On a daily basis, Karen Nicole has trouble breathing, falling asleep and getting through routine activities, such as grocery shopping or going out with friends. The 43-year-old has had open heart surgery, lives with kidney disease, and relies on a heart defibrillator to manage her irregular heartbeats.
Doctors diagnosed the Kingston, Ont.-woman with heart failure when she was 37. She is one of 600,000 Canadians living with heart failure. In a report released Tuesday, the Heart and Stroke Foundation says those numbers have nowhere to go but up.
It estimates that 50,000 new cases are diagnosed every year. The report warns that these numbers are slated to rise as more Canadians survive heart attack, live with heart disease and live longer, in general.
“I was shocked. I wondered what this meant for my life, and for my dreams, and my goals,” Nicole told Global News.
It was a slow decline until her diagnosis, Nicole recalled. She faced cardiac arrest when her heart stopped beating in her sleep. She was dealing with dialysis for her kidney disease and she battled with shortness of breath and sleeping in a position that kept her lungs upright.

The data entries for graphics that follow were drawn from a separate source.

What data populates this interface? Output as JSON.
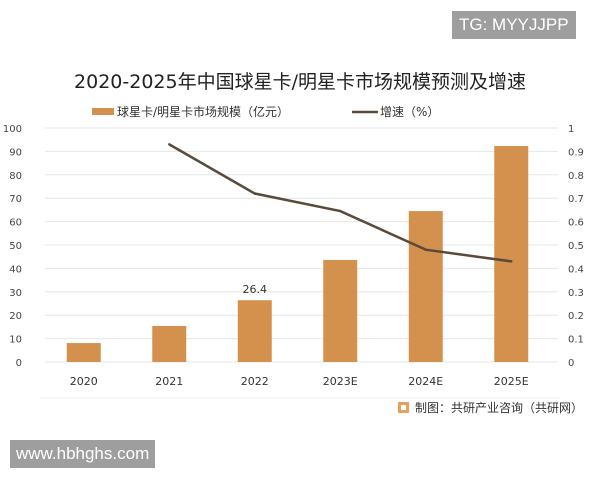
{
  "watermark_top": "TG: MYYJJPP",
  "watermark_bottom": "www.hbhghs.com",
  "source": "制图：共研产业咨询（共研网）",
  "chart_data": {
    "type": "bar",
    "title": "2020-2025年中国球星卡/明星卡市场规模预测及增速",
    "categories": [
      "2020",
      "2021",
      "2022",
      "2023E",
      "2024E",
      "2025E"
    ],
    "series": [
      {
        "name": "球星卡/明星卡市场规模（亿元）",
        "type": "bar",
        "axis": "left",
        "color": "#d4914e",
        "values": [
          8.1,
          15.4,
          26.4,
          43.6,
          64.5,
          92.3
        ]
      },
      {
        "name": "增速（%）",
        "type": "line",
        "axis": "right",
        "color": "#5a4a3c",
        "values": [
          null,
          0.93,
          0.72,
          0.645,
          0.48,
          0.43
        ]
      }
    ],
    "data_labels": {
      "2022": "26.4"
    },
    "y_left": {
      "range": [
        0,
        100
      ],
      "ticks": [
        "0",
        "10",
        "20",
        "30",
        "40",
        "50",
        "60",
        "70",
        "80",
        "90",
        "100"
      ]
    },
    "y_right": {
      "range": [
        0,
        1
      ],
      "ticks": [
        "0",
        "0.1",
        "0.2",
        "0.3",
        "0.4",
        "0.5",
        "0.6",
        "0.7",
        "0.8",
        "0.9",
        "1"
      ]
    },
    "grid": true,
    "legend": "top"
  }
}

Now, she takes medication to keep her heart and blood pressure in line.
“I wasn’t always doing my best. I was feeling exhausted all of the time and I caught pneumonia a few times and was hospitalized,” she explained.

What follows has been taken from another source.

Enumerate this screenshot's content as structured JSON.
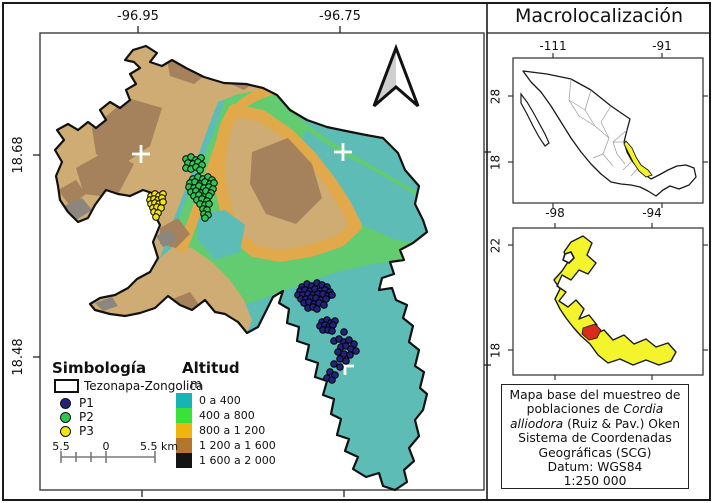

Heart failure is a complicated and often misunderstood condition, but with more Canadians living with heart disease, its rates are steadily rising, according to a Heart and Stroke report released Tuesday.

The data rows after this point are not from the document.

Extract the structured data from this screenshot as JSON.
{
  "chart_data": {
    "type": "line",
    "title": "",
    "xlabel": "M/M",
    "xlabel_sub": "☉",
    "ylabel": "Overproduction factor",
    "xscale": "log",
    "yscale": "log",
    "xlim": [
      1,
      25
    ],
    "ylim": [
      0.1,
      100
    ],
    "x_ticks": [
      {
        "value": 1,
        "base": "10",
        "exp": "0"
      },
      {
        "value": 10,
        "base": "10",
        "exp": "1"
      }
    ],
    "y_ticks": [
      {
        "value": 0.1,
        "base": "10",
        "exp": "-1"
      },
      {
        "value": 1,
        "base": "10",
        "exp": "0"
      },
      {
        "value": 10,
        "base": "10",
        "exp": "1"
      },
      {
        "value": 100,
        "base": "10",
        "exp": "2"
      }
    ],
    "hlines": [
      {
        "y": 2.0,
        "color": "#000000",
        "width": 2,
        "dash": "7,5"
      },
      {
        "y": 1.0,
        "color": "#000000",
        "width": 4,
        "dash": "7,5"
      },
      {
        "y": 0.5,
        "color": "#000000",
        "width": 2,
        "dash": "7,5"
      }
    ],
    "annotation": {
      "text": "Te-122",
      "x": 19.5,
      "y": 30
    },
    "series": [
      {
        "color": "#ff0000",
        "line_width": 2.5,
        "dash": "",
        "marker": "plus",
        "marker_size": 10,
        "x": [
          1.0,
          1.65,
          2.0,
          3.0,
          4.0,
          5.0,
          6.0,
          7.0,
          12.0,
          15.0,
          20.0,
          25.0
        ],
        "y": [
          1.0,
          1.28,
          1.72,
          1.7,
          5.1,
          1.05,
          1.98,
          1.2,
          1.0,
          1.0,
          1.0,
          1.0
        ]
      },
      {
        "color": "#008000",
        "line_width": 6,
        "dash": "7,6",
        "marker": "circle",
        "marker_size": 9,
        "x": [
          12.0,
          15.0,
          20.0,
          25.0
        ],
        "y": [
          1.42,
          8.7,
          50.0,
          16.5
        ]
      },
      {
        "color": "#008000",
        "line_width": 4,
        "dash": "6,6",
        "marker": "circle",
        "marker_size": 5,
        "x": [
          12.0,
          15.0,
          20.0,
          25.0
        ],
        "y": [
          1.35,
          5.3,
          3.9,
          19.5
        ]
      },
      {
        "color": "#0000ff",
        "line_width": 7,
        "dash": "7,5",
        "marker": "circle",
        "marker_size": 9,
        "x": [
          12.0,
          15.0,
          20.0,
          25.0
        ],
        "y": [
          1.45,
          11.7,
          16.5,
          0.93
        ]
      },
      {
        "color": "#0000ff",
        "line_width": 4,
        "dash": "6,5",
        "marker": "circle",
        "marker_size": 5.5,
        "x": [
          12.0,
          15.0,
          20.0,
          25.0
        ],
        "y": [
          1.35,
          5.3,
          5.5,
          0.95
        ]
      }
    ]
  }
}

“People understand heart attack and stroke, but they don’t know what heart failure is. They often get it confused with cardiac arrest, which means the heart stops beating entirely. Heart failure is a syndrome we see in patients that reflects a damaged heart that’s unable to pump blood effectively,” Dr. Paul Fedak, a cardiac surgeon at the University of Calgary and a Heart and Stroke Foundation researcher, told Global News.
“Most patients with heart failure have a very poor prognosis. It’s worse than many cancers so it’s a very serious diagnosis and a huge burden on our health care system,” Fedak warned.
The report is shedding light on the condition that’s been overshadowed by other chronic diseases, such as diabetes and hypertension.
Fedak calls heart failure a “revolving door condition” because it can be triggered by a gamut of issues: multiple heart attacks or heart disease could damage the organ, infections in the heart valve, dealing with high blood pressure, diabetes, or genetics, electrical issues in pumping blood and even the aging process can lead to the onset of heart failure.
It’s when your heart’s shape and function is altered, making it difficult for it to adequately pump blood through your body.
Patients end up with:
Fluid accumulating in their bodies.
They gain weight.
They feel bloated and puffy.
Their lungs get “wet” with their breathing laboured.
They’re lethargic and have trouble carrying out simple tasks.
Ultimately, heart failure patients end up in hospital for extensive treatment for about one to two weeks for a “tune up,” as Fedak calls it. But doctors can’t cure the problem, so patients are hospitalized again months later.
“It’s such a particularly difficult problem and it’s becoming so common and so resource intensive. Our system is extremely strained to begin with,” he warned.
The report suggests that almost half of Canadians think heart failure can be cured. Depending on the symptoms though, half of all heart failure patients die within five years of their diagnosis and most die within a decade.
It’s the third most common reason for hospitalization, according to data from the Canadian Institute for Health Information, trailing behind respiratory disease and heart attack.
The Heart and Stroke Foundation estimates that heart failure costs the Canadian health-care system $2.8 billion annually. Each patient stays in hospital for about eight days on average.
Nicole works hard to make sure her condition doesn’t define her. She underwent cardiac rehabilitation and worked with a social worker, cardiologist and registered dietitian to make long-term lifestyle changes.
“I was able to transform my life using the guidance they gave me,” she explained. She works out at the gym among her peers who don’t grapple with heart disease, she noted.
“You always have to pace yourself. [Heart failure] can mess with your psyche and make you feel bad about yourself but I’m lucky the people around me refused to let me do nothing,” she said.